American colonial governor

Thomas Cary served as the fourth and last Deputy Governor of North-Carolina. He is best known for his role in the revolt known as Cary's Rebellion, between 1708 and 1711, in which he usurped power from then–Deputy Governor William Glover, driving Glover from the province.

== Biography ==
Thomas Cary was born in Buckinghamshire, England, to Walter Cary and Ann Dobson. Eventually, Cary moved to South Carolina, where he became a prominent "merchant and shipowner". In 1707, Cary joined the South Carolina assembly as the representative and speaker. The same year, he also was appointed governor of South Carolina until he was replaced by William Glover. However, he regained the government of the province in October 1708 thanks to support from dissenters. Cary abolished the laws of Glover and replaced officials suspected of being disloyal to the dissidents. He prompted the immigration of new settlers through the reformation of land grant policy. He ended his term in 1711.
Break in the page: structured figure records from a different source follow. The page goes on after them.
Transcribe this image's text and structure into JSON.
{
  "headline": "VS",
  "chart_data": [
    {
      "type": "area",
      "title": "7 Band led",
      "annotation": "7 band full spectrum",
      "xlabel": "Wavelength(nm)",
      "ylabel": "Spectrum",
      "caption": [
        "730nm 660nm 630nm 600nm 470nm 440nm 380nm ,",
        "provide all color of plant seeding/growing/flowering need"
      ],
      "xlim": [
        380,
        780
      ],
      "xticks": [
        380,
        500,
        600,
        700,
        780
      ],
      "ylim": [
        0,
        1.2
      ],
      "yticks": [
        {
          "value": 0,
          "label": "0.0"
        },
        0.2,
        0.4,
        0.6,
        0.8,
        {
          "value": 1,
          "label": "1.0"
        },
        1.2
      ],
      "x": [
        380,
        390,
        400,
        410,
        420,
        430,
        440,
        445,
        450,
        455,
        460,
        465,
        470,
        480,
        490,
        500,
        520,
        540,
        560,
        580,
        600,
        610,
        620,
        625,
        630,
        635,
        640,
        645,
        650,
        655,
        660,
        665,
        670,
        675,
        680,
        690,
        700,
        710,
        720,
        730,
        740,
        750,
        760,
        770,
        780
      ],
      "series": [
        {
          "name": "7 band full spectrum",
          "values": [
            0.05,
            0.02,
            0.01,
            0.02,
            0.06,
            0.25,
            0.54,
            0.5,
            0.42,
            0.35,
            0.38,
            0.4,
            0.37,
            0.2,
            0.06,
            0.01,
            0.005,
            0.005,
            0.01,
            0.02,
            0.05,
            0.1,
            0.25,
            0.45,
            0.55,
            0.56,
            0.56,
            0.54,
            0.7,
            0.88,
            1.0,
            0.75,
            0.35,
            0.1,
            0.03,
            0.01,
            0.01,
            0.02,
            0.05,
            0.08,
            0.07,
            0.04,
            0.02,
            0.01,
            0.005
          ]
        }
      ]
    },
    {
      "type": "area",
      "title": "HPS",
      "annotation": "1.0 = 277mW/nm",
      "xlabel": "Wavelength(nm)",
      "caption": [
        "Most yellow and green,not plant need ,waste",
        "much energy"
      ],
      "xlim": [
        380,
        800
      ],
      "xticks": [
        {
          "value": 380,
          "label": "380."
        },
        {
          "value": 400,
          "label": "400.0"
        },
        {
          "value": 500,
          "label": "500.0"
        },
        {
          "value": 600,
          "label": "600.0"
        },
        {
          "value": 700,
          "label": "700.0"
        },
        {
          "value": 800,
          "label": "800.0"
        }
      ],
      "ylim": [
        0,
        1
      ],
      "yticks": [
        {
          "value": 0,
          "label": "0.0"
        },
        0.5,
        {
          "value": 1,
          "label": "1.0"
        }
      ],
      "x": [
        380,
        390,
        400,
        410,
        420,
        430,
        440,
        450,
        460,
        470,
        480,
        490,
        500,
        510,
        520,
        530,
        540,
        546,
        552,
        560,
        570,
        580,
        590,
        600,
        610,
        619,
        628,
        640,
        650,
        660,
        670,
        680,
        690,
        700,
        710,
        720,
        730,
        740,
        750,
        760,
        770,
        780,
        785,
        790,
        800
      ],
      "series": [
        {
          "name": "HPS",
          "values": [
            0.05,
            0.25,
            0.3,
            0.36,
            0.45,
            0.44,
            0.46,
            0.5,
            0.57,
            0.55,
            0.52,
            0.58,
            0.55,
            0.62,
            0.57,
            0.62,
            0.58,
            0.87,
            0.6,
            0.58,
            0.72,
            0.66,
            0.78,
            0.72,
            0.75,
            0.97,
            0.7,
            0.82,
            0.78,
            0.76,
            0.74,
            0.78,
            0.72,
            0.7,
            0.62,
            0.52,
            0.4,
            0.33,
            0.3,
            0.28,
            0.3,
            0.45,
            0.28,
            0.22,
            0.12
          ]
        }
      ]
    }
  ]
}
In this year, when Edward Hyde was appointed the first Governor of the Province of North-Carolina (albeit before the Province's official separation from the Province of South Carolina), Cary put up resistance to Hyde's new authority, thus causing a revolt in the colony. Cary was eventually defeated and captured in Virginia, and Hyde took office as he had planned. In 1711, Virginia Governor Alexander Spotswood sent Cary and his supporters to London to subject them to trial. Cary was released in 1712 without suffering any punishment, "likely due to a lack of clear evidence". In 1713, Cary returned to North Carolina, living in Bath County until his death in July 1718.